Question

If the latus-rectum through one focus of a hyperbola subtends a right angle at the farther vertex, then write the eccentricity of the hyperbola.

Answer 1

The standard equation of hyperbola is given below:
$\frac{x^2}{a^2}-\frac{y^2}{b^2}=1$

Let the latus rectum be QR, which passes through one of the focus. QR subtends a right angle at point P.

It passes through the focus $\left(ae,\pm y\right)$.
$$\begin{gathered} \therefore \frac{{\left(ae\right)}^2}{a^2}-\frac{y^2}{b^2}=1 \\ \Rightarrow \frac{y^2}{b^2}=\frac{{\left(ae\right)}^2}{a^2}-1 \\ \Rightarrow \frac{y^2}{b^2}=e^2-1 \\ \Rightarrow y=\pm b\sqrt{e^2-1} \end{gathered}$$
Now, the slope of PQ is $\frac{b\sqrt{e^2-1}}{ae+a}$ and the slope of PR is$-\frac{b\sqrt{e^2-1}}{ae+a}$.
The lines PQ and PR are perpendicular, so the product of the slope is $-1$.
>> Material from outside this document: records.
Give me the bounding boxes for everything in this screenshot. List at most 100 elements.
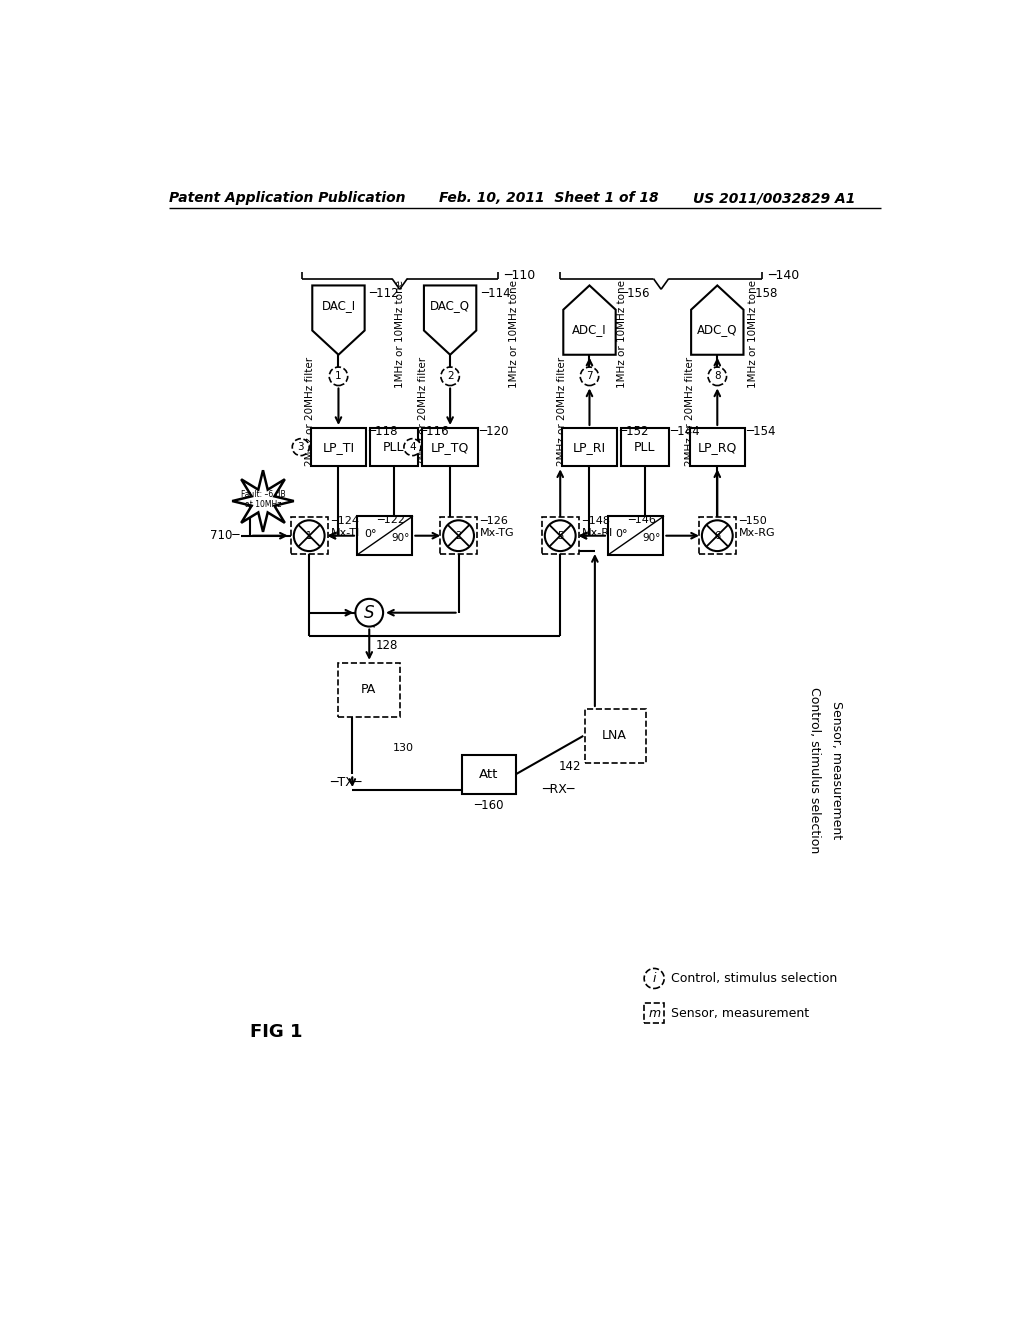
- Text: ─148
Mx-RI: ─148 Mx-RI: [582, 516, 613, 539]
- Text: ─158: ─158: [749, 286, 777, 300]
- Text: 2MHz or 20MHz filter: 2MHz or 20MHz filter: [305, 356, 315, 466]
- Text: m: m: [648, 1007, 660, 1019]
- Text: 90°: 90°: [391, 533, 410, 543]
- Text: ─TX─: ─TX─: [331, 776, 361, 788]
- Bar: [357, 516, 413, 554]
- Text: at 10MHz: at 10MHz: [245, 500, 282, 510]
- Text: ─RX─: ─RX─: [542, 783, 574, 796]
- Text: ─126
Mx-TG: ─126 Mx-TG: [480, 516, 515, 539]
- Text: 3: 3: [340, 709, 347, 719]
- Text: 8: 8: [714, 371, 721, 381]
- Bar: [291, 517, 328, 554]
- Bar: [644, 1003, 665, 1023]
- Text: ─122: ─122: [377, 515, 404, 525]
- Text: ─124
Mx-TI: ─124 Mx-TI: [331, 516, 360, 539]
- Text: 0°: 0°: [365, 529, 377, 539]
- Text: 2: 2: [446, 371, 454, 381]
- Bar: [621, 428, 669, 466]
- Text: 142: 142: [558, 760, 581, 774]
- Text: DAC_Q: DAC_Q: [430, 300, 470, 313]
- Text: PLL: PLL: [634, 441, 655, 454]
- Bar: [440, 517, 477, 554]
- Bar: [689, 428, 745, 466]
- Polygon shape: [352, 668, 394, 711]
- Text: 5: 5: [557, 531, 563, 541]
- Bar: [542, 517, 579, 554]
- Text: Patent Application Publication: Patent Application Publication: [169, 191, 406, 206]
- Text: US 2011/0032829 A1: US 2011/0032829 A1: [692, 191, 855, 206]
- Text: 6: 6: [714, 531, 720, 541]
- Text: 2MHz or 20MHz filter: 2MHz or 20MHz filter: [418, 356, 428, 466]
- Text: 1: 1: [335, 371, 342, 381]
- Text: ─140: ─140: [768, 269, 800, 282]
- Text: 7: 7: [586, 371, 593, 381]
- Circle shape: [701, 520, 733, 552]
- Text: PA: PA: [361, 684, 377, 696]
- Text: 4: 4: [584, 754, 591, 764]
- Circle shape: [292, 438, 309, 455]
- Text: 4: 4: [409, 442, 416, 453]
- Text: Sensor, measurement: Sensor, measurement: [829, 701, 843, 840]
- Bar: [698, 517, 736, 554]
- Text: LP_TQ: LP_TQ: [431, 441, 469, 454]
- Circle shape: [330, 367, 348, 385]
- Circle shape: [581, 367, 599, 385]
- Text: FIG 1: FIG 1: [250, 1023, 302, 1041]
- Text: Feb. 10, 2011  Sheet 1 of 18: Feb. 10, 2011 Sheet 1 of 18: [438, 191, 658, 206]
- Circle shape: [443, 520, 474, 552]
- Text: S: S: [364, 603, 375, 622]
- Text: ─152: ─152: [618, 425, 648, 438]
- Bar: [562, 428, 617, 466]
- Polygon shape: [232, 470, 294, 532]
- Text: ─146: ─146: [628, 515, 655, 525]
- Circle shape: [403, 438, 421, 455]
- Text: 128: 128: [376, 639, 397, 652]
- Text: PLL: PLL: [383, 441, 404, 454]
- Text: 130: 130: [392, 743, 414, 754]
- Polygon shape: [691, 285, 743, 355]
- Bar: [462, 755, 515, 793]
- Polygon shape: [424, 285, 476, 355]
- Polygon shape: [312, 285, 365, 355]
- Text: Control, stimulus selection: Control, stimulus selection: [671, 972, 838, 985]
- Text: ─112: ─112: [370, 286, 399, 300]
- Bar: [339, 663, 400, 717]
- Text: ─114: ─114: [481, 286, 511, 300]
- Text: Fault: –6 dB: Fault: –6 dB: [241, 491, 286, 499]
- Text: 1MHz or 10MHz tone: 1MHz or 10MHz tone: [395, 280, 406, 388]
- Text: ADC_I: ADC_I: [572, 323, 607, 337]
- Text: LNA: LNA: [601, 730, 626, 742]
- Text: 2MHz or 20MHz filter: 2MHz or 20MHz filter: [557, 356, 566, 466]
- Bar: [608, 516, 664, 554]
- Text: 3: 3: [297, 442, 304, 453]
- Text: LP_RI: LP_RI: [572, 441, 606, 454]
- Text: 710─: 710─: [210, 529, 240, 543]
- Polygon shape: [563, 285, 615, 355]
- Text: 90°: 90°: [642, 533, 660, 543]
- Text: ─150
Mx-RG: ─150 Mx-RG: [739, 516, 775, 539]
- Text: 1MHz or 10MHz tone: 1MHz or 10MHz tone: [616, 280, 627, 388]
- Text: ─120: ─120: [479, 425, 509, 438]
- Text: 1MHz or 10MHz tone: 1MHz or 10MHz tone: [509, 280, 519, 388]
- Bar: [585, 709, 646, 763]
- Text: ─110: ─110: [504, 269, 536, 282]
- Text: LP_TI: LP_TI: [323, 441, 354, 454]
- Text: ─160: ─160: [474, 799, 504, 812]
- Bar: [422, 428, 478, 466]
- Text: 1MHz or 10MHz tone: 1MHz or 10MHz tone: [748, 280, 758, 388]
- Circle shape: [545, 520, 575, 552]
- Polygon shape: [597, 714, 639, 758]
- Text: 2MHz or 20MHz filter: 2MHz or 20MHz filter: [685, 356, 695, 466]
- Text: Sensor, measurement: Sensor, measurement: [671, 1007, 809, 1019]
- Text: ─154: ─154: [746, 425, 776, 438]
- Text: 0°: 0°: [615, 529, 628, 539]
- Circle shape: [441, 367, 460, 385]
- Circle shape: [294, 520, 325, 552]
- Bar: [370, 428, 418, 466]
- Text: i: i: [652, 972, 656, 985]
- Text: ─116: ─116: [419, 425, 449, 438]
- Text: DAC_I: DAC_I: [322, 300, 355, 313]
- Circle shape: [355, 599, 383, 627]
- Circle shape: [708, 367, 727, 385]
- Text: 2: 2: [456, 531, 462, 541]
$$\begin{gathered} \Rightarrow \frac{b\sqrt{e^2-1}}{ae+a}\times \frac{-b\sqrt{e^2-1}}{ae+a}=-1 \\ \Rightarrow b^2\left(e^2-1\right)={\left(ae+a\right)}^2 \\ \Rightarrow b^2\left(e^2-1\right)=a^2{\left(e+1\right)}^2 \\ \Rightarrow {\left(e^2-1\right)}^2={\left(e+1\right)}^2 \\ \Rightarrow e^4-2e^2+1=e^2+2e+1 \\ \Rightarrow e^4-3e^2-2e=0 \\ \Rightarrow e\left(e^3-3e-2\right)=0 \\ \Rightarrow e\left(e-2\right)\left(e+1\right)\left(e+1\right)=0 \end{gathered}$$

∴ $e=0,-1,2$

The value of e can neither be negative nor zero.

Therefore, the value of eccentricity is 2.